I metodi sensoriali consentono di valutare tutte le caratteristiche organolettiche del pesce percepite dai 5 sensi umani. Attualmente in Europa il metodo ufficiale per la valutazione sensoriale dello stato di freschezza dei prodotti ittici (applicabile però solo per il pesce bianco, il pesce azzurro, alcuni crostacei e la seppia) è quello disciplinato dal Regolamento CE 2406/96 che suddivide i prodotti ittici in 4 categorie (Extra, A, B e non idoneo) in base al loro grado di freschezza.

I metodi fisici usati per valutare lo stato di freschezza dei prodotti ittici si basano sulla misurazione della conducibilità e impedenza elettrica muscolare. Gli strumenti utilizzati misurano l’integrità cellulare dei tessuti, rilevando i cambiamenti delle proprietà dielettriche che avvengono nel corso della degradazione del muscolo del pesce. Le proprietà dielettriche della pelle e del muscolo, infatti, si alterano all’aumentare del tempo di stoccaggio e sono correlate a variazioni delle caratteristiche sensoriali del pesce.

Tra i metodi chimici, utilizzati nel nostro laboratorio analisi, ci sono quelli per la ricerca di AZOTO BASICO VOLATILE TOTALE (abvt) e di TMA (trimetilamina) previsti dal Reg. CE 854/2004 in caso di sospetto della freschezza del pesce.
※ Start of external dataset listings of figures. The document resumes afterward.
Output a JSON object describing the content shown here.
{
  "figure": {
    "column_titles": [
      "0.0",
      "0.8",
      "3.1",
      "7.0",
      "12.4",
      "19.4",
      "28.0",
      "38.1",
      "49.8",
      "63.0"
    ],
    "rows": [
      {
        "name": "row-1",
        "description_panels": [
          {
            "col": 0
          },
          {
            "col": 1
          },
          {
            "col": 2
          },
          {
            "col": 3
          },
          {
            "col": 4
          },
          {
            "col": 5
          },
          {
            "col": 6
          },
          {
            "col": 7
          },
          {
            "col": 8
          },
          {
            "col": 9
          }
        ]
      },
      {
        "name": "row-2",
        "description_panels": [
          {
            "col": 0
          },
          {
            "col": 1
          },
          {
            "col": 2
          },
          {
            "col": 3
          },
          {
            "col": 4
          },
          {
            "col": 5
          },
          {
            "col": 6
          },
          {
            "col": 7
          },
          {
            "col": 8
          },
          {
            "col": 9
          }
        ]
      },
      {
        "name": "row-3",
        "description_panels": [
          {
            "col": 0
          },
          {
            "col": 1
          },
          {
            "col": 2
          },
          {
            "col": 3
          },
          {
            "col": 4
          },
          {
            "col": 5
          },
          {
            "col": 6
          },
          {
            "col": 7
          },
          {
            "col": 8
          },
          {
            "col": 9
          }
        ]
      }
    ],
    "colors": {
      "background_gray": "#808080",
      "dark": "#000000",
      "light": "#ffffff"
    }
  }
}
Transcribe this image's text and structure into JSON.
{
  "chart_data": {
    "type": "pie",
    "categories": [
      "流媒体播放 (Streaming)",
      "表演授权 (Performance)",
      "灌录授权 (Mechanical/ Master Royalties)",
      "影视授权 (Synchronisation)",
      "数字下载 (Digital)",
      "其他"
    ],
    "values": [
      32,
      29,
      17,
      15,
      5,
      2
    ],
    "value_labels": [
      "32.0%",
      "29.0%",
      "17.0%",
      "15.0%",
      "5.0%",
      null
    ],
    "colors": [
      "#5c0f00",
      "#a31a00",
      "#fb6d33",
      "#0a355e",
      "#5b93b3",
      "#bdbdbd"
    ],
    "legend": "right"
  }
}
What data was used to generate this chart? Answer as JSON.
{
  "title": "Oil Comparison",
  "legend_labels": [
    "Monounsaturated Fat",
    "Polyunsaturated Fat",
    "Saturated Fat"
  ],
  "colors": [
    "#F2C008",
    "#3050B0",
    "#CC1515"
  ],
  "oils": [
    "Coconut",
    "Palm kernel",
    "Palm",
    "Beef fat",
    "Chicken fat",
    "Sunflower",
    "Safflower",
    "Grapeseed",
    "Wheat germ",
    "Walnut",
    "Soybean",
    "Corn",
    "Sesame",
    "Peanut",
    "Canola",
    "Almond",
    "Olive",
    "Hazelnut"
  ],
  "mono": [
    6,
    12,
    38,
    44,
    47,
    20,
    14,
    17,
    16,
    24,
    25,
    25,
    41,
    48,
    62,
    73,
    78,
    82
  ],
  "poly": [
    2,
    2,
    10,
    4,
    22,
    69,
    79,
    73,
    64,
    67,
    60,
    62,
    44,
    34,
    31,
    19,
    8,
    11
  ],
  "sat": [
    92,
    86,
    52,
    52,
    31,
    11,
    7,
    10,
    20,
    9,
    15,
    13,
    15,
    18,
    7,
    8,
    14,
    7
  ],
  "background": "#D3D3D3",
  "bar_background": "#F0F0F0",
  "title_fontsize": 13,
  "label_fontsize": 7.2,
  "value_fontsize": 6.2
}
Il metodo per la determinazione dell’azoto basico totale si basa sulla misura della frazione dell’azoto prodotto da enzimi e batteri che demoliscono le proteine muscolari, durante i processi di deterioramento del prodotto ittico. Il Reg. CE 2074/2005 individua le specie ittiche per le quali è fissato un valore limite di ABVT, stabilisce i rispettivi valori limite delle concentrazioni e fornisce indicazioni sui metodi di analisi di riferimento per la determinazione di tali concentrazioni. La trimetilamina (TMA), invece, è una delle basi azotate volatili che si formano durante i processi alterativi dei prodotti ittici, dopo la loro morte. In genere ad elevate quantità di TMAO (ossido della TMA), corrisponde sempre un migliore stato di conservazione del prodotto, soprattutto se a tale dato è associata una bassa concentrazioni di TMA. Il tenore di TMA, infatti, aumenta nel corso del periodo di conservazione, mentre subisce una graduale diminuzione nella fase di putrefazione del prodotto parallelamente alla riduzione di TMAO.